ThisCirebon – Sepekan terakhir, publik Cirebon Raya digegerkan dengan kasus korupsi yang melibatkan Kepala Desa Mancagar, Kecamatan Lebakwangi, Kabupaten Kuningan. Kepala desa berinisial ZS (66) ini ditangkap oleh aparat Polres Kuningan karena dugaan penyalahgunaan dana desa senilai Rp 1,09 miliar. Dana tersebut seharusnya digunakan untuk pembangunan infrastruktur, program sosial, dan kesejahteraan masyarakat desa.
Berdasarkan hasil audit Inspektorat Kabupaten Kuningan, ZS diduga melakukan sejumlah penyimpangan. Modus operandi yang ditemukan meliputi:
Tidak menyalurkan dana desa ke pelaksana proyek pembangunan fisik maupun non-fisik.
Membuat laporan pertanggungjawaban (LPJ) palsu seolah semua kegiatan telah selesai.
Pembayaran berlebih (overpayment) untuk beberapa kegiatan yang seharusnya tidak memerlukan biaya tambahan.
Kekurangan volume pekerjaan pada proyek tertentu.
Selain itu, dana desa disalahgunakan untuk kepentingan pribadi, termasuk membayar utang bank, yang dilakukan bersama seorang anggota keuangan desa (kaur keuangan). Barang bukti yang diamankan polisi antara lain buku tabungan, rekening koran, dokumen SPJ, kwitansi, dan sejumlah uang tunai. Pelaku sempat mengembalikan sebagian dana desa senilai Rp 20 juta, namun jumlah ini jauh dari total kerugian negara.

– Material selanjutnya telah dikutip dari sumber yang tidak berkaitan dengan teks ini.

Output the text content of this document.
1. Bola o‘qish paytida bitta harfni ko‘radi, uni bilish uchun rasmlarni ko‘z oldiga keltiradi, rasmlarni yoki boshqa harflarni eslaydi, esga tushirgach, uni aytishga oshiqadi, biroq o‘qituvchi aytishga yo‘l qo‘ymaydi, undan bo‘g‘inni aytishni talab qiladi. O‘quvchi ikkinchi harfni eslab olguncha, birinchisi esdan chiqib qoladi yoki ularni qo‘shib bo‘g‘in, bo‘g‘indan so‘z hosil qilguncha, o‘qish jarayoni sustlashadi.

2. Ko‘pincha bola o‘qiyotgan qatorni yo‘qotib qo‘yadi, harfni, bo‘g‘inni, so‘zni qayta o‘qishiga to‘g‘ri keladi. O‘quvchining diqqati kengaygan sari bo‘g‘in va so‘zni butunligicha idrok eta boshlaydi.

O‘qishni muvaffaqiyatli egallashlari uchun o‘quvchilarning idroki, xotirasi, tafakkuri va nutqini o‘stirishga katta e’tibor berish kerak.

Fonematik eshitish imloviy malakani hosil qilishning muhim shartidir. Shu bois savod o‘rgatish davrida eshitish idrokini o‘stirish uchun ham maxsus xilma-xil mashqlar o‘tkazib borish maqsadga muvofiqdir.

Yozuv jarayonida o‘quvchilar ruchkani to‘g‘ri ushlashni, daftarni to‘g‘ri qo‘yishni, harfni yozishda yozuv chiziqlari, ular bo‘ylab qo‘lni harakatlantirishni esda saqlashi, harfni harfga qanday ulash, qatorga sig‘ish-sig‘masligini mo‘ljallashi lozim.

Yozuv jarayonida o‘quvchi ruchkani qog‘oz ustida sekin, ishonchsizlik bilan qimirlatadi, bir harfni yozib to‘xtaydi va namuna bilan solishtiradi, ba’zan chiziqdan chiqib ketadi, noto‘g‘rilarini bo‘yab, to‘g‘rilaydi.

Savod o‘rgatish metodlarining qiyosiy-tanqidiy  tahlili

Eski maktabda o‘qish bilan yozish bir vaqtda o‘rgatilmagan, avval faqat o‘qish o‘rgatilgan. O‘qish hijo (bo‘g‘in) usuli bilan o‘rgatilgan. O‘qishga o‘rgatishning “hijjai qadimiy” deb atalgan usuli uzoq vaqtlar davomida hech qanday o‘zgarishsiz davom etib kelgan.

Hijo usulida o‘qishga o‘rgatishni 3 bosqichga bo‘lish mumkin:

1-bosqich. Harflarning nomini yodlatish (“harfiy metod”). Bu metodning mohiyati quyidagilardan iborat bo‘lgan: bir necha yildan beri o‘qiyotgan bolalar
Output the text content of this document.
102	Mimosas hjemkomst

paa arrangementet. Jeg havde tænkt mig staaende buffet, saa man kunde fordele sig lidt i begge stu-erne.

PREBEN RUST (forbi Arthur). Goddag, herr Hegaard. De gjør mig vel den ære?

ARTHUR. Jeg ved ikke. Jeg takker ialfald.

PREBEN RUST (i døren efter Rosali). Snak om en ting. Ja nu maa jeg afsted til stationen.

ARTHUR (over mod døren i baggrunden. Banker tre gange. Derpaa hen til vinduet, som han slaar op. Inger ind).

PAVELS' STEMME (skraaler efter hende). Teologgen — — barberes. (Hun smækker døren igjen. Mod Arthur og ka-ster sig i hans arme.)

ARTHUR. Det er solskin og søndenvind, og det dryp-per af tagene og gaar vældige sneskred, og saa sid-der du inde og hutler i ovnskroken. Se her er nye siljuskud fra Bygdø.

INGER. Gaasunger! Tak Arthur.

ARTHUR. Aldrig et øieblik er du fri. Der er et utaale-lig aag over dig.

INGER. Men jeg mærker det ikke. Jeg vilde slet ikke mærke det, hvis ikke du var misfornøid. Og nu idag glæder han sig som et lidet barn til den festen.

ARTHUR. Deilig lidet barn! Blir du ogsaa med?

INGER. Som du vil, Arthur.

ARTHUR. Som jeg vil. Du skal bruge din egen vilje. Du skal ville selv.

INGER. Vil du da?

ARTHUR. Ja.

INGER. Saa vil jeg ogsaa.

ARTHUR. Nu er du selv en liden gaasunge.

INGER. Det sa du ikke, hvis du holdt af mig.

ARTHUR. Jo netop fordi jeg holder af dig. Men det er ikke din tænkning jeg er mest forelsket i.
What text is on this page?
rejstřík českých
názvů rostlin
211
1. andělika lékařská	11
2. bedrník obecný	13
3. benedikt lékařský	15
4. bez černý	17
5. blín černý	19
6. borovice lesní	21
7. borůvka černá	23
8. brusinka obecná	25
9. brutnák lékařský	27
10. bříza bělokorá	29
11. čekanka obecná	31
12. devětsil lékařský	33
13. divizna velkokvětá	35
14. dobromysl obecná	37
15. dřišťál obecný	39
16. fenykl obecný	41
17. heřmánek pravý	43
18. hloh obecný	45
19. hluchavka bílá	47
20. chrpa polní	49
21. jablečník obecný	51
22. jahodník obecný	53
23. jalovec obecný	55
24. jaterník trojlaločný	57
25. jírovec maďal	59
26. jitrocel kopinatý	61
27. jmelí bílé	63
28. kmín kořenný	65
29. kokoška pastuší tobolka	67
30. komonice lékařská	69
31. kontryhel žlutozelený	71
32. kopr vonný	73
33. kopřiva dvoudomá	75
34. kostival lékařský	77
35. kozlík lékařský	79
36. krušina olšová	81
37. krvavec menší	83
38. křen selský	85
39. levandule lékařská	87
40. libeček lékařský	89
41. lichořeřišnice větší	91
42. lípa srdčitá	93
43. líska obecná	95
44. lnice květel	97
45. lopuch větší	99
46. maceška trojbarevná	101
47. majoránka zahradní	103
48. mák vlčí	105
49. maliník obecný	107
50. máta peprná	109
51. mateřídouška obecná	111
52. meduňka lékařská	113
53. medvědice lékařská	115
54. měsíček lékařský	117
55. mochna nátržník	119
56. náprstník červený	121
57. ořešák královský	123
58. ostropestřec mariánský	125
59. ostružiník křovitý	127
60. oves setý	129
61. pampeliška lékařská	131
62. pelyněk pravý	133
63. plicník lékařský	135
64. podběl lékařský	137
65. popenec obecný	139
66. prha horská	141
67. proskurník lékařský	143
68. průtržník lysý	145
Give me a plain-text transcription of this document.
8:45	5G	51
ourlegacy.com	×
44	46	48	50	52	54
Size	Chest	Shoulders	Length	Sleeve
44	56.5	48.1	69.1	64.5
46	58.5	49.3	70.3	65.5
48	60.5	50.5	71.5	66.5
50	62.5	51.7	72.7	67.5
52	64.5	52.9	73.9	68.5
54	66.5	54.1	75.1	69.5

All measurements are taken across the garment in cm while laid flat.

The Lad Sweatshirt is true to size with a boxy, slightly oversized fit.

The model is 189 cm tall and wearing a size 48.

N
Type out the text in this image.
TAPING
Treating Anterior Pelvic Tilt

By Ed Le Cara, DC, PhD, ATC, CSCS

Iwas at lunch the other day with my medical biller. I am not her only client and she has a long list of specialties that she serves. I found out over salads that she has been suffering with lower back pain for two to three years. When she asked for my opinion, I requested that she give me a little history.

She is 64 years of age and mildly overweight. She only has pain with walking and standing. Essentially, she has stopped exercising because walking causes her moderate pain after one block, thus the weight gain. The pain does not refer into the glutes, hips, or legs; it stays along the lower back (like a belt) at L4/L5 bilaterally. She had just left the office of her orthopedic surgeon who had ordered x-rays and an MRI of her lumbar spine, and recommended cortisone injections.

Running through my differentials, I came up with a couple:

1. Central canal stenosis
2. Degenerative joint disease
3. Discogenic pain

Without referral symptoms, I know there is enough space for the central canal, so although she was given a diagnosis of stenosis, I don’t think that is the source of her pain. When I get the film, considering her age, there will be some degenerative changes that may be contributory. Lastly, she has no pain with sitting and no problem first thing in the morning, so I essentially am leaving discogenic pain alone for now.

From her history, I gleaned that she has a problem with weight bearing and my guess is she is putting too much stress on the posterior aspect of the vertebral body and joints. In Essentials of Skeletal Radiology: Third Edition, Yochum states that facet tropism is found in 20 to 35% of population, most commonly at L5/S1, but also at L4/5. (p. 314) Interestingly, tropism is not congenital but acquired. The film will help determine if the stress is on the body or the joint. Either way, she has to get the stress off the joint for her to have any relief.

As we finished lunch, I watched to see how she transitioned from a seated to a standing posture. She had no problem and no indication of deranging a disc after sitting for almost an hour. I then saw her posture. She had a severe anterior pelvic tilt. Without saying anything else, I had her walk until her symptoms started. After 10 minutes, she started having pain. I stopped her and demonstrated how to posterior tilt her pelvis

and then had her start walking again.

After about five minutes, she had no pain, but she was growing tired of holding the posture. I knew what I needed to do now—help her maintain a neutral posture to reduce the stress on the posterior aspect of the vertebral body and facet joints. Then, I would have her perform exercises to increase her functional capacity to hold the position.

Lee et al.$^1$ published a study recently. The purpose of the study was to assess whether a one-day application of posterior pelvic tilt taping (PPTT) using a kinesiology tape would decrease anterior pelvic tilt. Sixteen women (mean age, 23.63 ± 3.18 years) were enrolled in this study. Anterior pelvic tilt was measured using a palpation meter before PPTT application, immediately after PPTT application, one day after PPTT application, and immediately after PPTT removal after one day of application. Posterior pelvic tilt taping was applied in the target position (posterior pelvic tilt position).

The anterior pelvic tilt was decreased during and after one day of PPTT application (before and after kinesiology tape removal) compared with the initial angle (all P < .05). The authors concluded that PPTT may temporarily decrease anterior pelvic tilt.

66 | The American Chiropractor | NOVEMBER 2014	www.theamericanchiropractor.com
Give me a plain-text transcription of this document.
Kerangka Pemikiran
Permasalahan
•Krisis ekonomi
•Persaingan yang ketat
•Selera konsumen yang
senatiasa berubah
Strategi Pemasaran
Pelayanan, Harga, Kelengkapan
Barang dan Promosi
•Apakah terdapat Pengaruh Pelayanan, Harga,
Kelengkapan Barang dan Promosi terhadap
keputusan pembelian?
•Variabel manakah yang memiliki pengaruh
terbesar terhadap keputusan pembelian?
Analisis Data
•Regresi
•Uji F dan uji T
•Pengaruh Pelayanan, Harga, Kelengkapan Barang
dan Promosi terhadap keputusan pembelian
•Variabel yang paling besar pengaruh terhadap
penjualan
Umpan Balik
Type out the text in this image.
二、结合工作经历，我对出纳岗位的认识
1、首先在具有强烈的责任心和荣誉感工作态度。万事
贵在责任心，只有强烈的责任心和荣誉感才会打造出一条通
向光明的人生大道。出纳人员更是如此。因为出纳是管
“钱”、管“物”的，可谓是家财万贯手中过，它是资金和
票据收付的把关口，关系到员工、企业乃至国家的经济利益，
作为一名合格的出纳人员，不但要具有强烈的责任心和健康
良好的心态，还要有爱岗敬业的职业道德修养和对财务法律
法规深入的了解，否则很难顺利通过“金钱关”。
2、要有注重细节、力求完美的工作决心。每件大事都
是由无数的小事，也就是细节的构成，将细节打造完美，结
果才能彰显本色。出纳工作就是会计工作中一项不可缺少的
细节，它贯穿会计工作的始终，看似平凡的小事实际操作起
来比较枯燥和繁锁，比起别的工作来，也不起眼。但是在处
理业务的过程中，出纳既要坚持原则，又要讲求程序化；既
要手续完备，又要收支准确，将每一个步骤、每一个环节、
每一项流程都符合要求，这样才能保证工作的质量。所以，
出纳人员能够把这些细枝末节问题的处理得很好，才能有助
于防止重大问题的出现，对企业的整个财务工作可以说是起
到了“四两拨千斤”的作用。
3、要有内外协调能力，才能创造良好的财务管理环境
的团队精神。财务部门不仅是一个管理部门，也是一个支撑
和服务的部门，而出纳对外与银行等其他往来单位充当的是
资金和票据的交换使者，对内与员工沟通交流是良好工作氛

Dalam proses hukum, ZS dijerat dengan pasal-pasal dalam UU Tipikor dan KUHP (Pasal 55 dan 64), dengan ancaman hukuman hingga 20 tahun penjara. Kapolres Kuningan menegaskan bahwa transparansi dan akuntabilitas pengelolaan dana desa sangat penting agar kasus penyalahgunaan anggaran seperti ini tidak terulang.
Kasus ini menjadi peringatan bagi seluruh kepala desa dan aparat desa di wilayah Kuningan maupun sekitarnya. Pengawasan ketat, audit rutin, dan pelaporan yang jujur sangat penting untuk mencegah penyalahgunaan dana desa. Mengingat dana desa adalah hak publik, setiap tindakan korupsi berdampak langsung terhadap pembangunan dan kesejahteraan warga desa.
Selain proses hukum terhadap ZS, polisi juga masih menelusuri kemungkinan keterlibatan pihak lain yang mengetahui atau membantu tindak pidana ini. Kasus Kades Mancagar menjadi sorotan masyarakat karena nilai kerugian yang besar dan implikasinya bagi warga desa, sekaligus menekankan pentingnya pengelolaan dana desa secara transparan dan bertanggung jawab.